Die Fussballverbände aus Polen, Schweden und Tschechien haben ihre Weigerung zur Austragung der Playoffs zur WM 2022 Ende März in Russland angekündigt.
Robert Lewandowski soll eigentlich am 24. März mit der polnischen Nationalmannschaft in Moskau auf Russland treffen. Foto: Piotr Nowak/PAP/dpa
Robert Lewandowski soll eigentlich am 24. März mit der polnischen Nationalmannschaft in Moskau auf Russland treffen. Foto: Piotr Nowak/PAP/dpa - dpa-infocom GmbH

Das Wichtigste in Kürze

  • Die Fussball-Verbände von Polen, Schweden und Tschechien wollen nicht in Russland spielen.
  • Im März finden die Playoffs zur WM-Endrunde in Katar statt.

Die Fussball-Verbände von Polen, Schweden und Tschechien wollen nicht in Russland spielen. Im kommenden Monat sollen die Playoffs für die WM 2022 stattfinden.

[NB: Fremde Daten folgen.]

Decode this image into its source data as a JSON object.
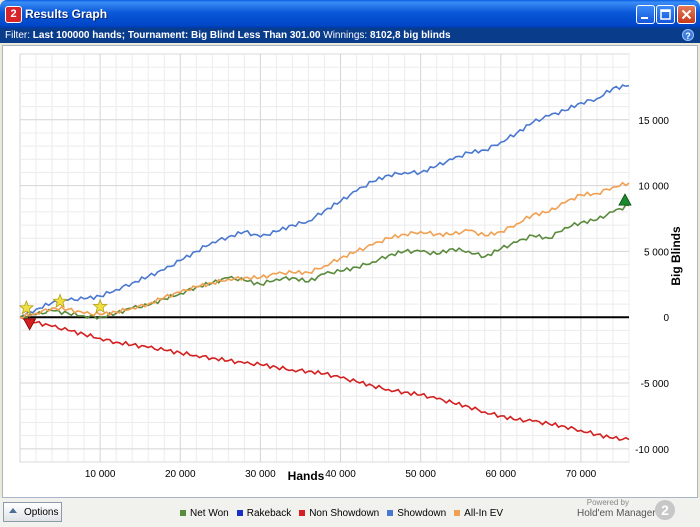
{
  "window": {
    "title": "Results Graph",
    "app_icon_text": "2"
  },
  "filter": {
    "label": "Filter:",
    "hands": "Last 100000 hands;",
    "tournament": "Tournament: Big Blind Less Than 301.00",
    "winnings_label": "Winnings:",
    "winnings_value": "8102,8 big blinds",
    "help_text": "?"
  },
  "bottom": {
    "options_label": "Options",
    "powered_by": "Powered by",
    "brand": "Hold'em Manager",
    "brand_badge": "2"
  },
  "legend": [
    {
      "name": "Net Won",
      "color": "#5a8a3c"
    },
    {
      "name": "Rakeback",
      "color": "#1a2ec8"
    },
    {
      "name": "Non Showdown",
      "color": "#d42020"
    },
    {
      "name": "Showdown",
      "color": "#4a78d0"
    },
    {
      "name": "All-In EV",
      "color": "#f0a050"
    }
  ],
  "chart_data": {
    "type": "line",
    "xlabel": "Hands",
    "ylabel": "Big Blinds",
    "xlim": [
      0,
      76000
    ],
    "ylim": [
      -11000,
      20000
    ],
    "x_ticks": [
      10000,
      20000,
      30000,
      40000,
      50000,
      60000,
      70000
    ],
    "x_tick_labels": [
      "10 000",
      "20 000",
      "30 000",
      "40 000",
      "50 000",
      "60 000",
      "70 000"
    ],
    "y_ticks": [
      -10000,
      -5000,
      0,
      5000,
      10000,
      15000
    ],
    "y_tick_labels": [
      "-10 000",
      "-5 000",
      "0",
      "5 000",
      "10 000",
      "15 000"
    ],
    "y_axis_position": "right",
    "grid": true,
    "legend_position": "bottom",
    "series": [
      {
        "name": "Net Won",
        "color": "#5a8a3c",
        "x": [
          0,
          2000,
          4000,
          6000,
          8000,
          10000,
          12000,
          14000,
          16000,
          18000,
          20000,
          22000,
          24000,
          26000,
          28000,
          30000,
          32000,
          34000,
          36000,
          38000,
          40000,
          42000,
          44000,
          46000,
          48000,
          50000,
          52000,
          54000,
          56000,
          58000,
          60000,
          62000,
          64000,
          66000,
          68000,
          70000,
          72000,
          74000,
          76000
        ],
        "y": [
          0,
          200,
          500,
          300,
          100,
          0,
          300,
          700,
          900,
          1400,
          1800,
          2300,
          2600,
          3000,
          2800,
          2500,
          2900,
          3000,
          2700,
          3300,
          3500,
          3800,
          4200,
          4700,
          5000,
          5000,
          4800,
          5200,
          5000,
          4600,
          5200,
          5700,
          6200,
          6000,
          6800,
          7200,
          7400,
          8000,
          8500
        ]
      },
      {
        "name": "Non Showdown",
        "color": "#d42020",
        "x": [
          0,
          2000,
          4000,
          6000,
          8000,
          10000,
          12000,
          14000,
          16000,
          18000,
          20000,
          22000,
          24000,
          26000,
          28000,
          30000,
          32000,
          34000,
          36000,
          38000,
          40000,
          42000,
          44000,
          46000,
          48000,
          50000,
          52000,
          54000,
          56000,
          58000,
          60000,
          62000,
          64000,
          66000,
          68000,
          70000,
          72000,
          74000,
          76000
        ],
        "y": [
          0,
          -400,
          -700,
          -1000,
          -1300,
          -1600,
          -1900,
          -2100,
          -2300,
          -2500,
          -2700,
          -2900,
          -3100,
          -3300,
          -3500,
          -3600,
          -3800,
          -4000,
          -4100,
          -4300,
          -4600,
          -4900,
          -5200,
          -5500,
          -5700,
          -5900,
          -6200,
          -6500,
          -6800,
          -7200,
          -7500,
          -7800,
          -7900,
          -8100,
          -8300,
          -8600,
          -8900,
          -9200,
          -9300
        ]
      },
      {
        "name": "Showdown",
        "color": "#4a78d0",
        "x": [
          0,
          2000,
          4000,
          6000,
          8000,
          10000,
          12000,
          14000,
          16000,
          18000,
          20000,
          22000,
          24000,
          26000,
          28000,
          30000,
          32000,
          34000,
          36000,
          38000,
          40000,
          42000,
          44000,
          46000,
          48000,
          50000,
          52000,
          54000,
          56000,
          58000,
          60000,
          62000,
          64000,
          66000,
          68000,
          70000,
          72000,
          74000,
          76000
        ],
        "y": [
          0,
          600,
          1100,
          1300,
          1400,
          1600,
          2100,
          2600,
          3100,
          3600,
          4300,
          5000,
          5700,
          6100,
          6500,
          6100,
          6500,
          7000,
          7300,
          8100,
          8800,
          9600,
          10300,
          10800,
          11000,
          11000,
          11500,
          12000,
          12500,
          12700,
          13300,
          14000,
          14800,
          15300,
          15700,
          16300,
          16600,
          17400,
          17600
        ]
      },
      {
        "name": "All-In EV",
        "color": "#f0a050",
        "x": [
          0,
          2000,
          4000,
          6000,
          8000,
          10000,
          12000,
          14000,
          16000,
          18000,
          20000,
          22000,
          24000,
          26000,
          28000,
          30000,
          32000,
          34000,
          36000,
          38000,
          40000,
          42000,
          44000,
          46000,
          48000,
          50000,
          52000,
          54000,
          56000,
          58000,
          60000,
          62000,
          64000,
          66000,
          68000,
          70000,
          72000,
          74000,
          76000
        ],
        "y": [
          0,
          300,
          700,
          600,
          300,
          200,
          400,
          700,
          1000,
          1500,
          1900,
          2300,
          2600,
          2900,
          3000,
          3000,
          3300,
          3400,
          3400,
          3900,
          4500,
          5000,
          5500,
          6000,
          6300,
          6500,
          6300,
          6300,
          6600,
          6200,
          6500,
          7100,
          7800,
          8000,
          8700,
          9300,
          9400,
          9900,
          10200
        ]
      }
    ],
    "markers": [
      {
        "type": "star",
        "x": 800,
        "y": 700,
        "color": "#f0e040"
      },
      {
        "type": "star",
        "x": 5000,
        "y": 1200,
        "color": "#f0e040"
      },
      {
        "type": "star",
        "x": 10000,
        "y": 800,
        "color": "#f0e040"
      },
      {
        "type": "triangle-down",
        "x": 1200,
        "y": -500,
        "color": "#d42020"
      },
      {
        "type": "triangle-up",
        "x": 75500,
        "y": 8900,
        "color": "#1a8a2a"
      }
    ]
  }
}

«Die Unterzeichner dieses Appells ziehen es nicht in Betracht, nach Russland zu reisen und dort Fussballspiele zu spielen.» Das steht in einem Brief an die Generalsekretärin des Weltverbands FIFA, Fatma Samoura. Der polnische Verband veröffentlichte das Schreiben am Donnerstag bei Twitter. Die «militärische Eskalation» habe schwerwiegende Auswirkungen auf die Sicherheit der Teams und Betreuer.

Verstehen Sie die Forderung von Polen, Schweden und Tschechien?

In den europäischen Playoffs zur WM 2022 in Katar (November und Dezember) werden Ende März drei Tickets vergeben. In einem Halbfinal-Weg soll Polen am 24. März in Russland antreten.

Kämen die Russen in das Finale wären dort am 29. März Schweden oder Tschechien der Gegner. Die Ukraine spielt in ihrem Halbfinale am 24. März in Schottland.

Die drei Verbände forderten die FIFA und die Europäische Fussball-Union UEFA auf, «sofort zu reagieren». Und gleichzeitig Alternativen für die Spiele auf russischem Boden vorzuschlagen. Das FIFA-Council tagt an diesem Donnerstag, am Freitag berät das UEFA-Exekutivkomitee über die Folgen der Invasion Russlands in die Ukraine.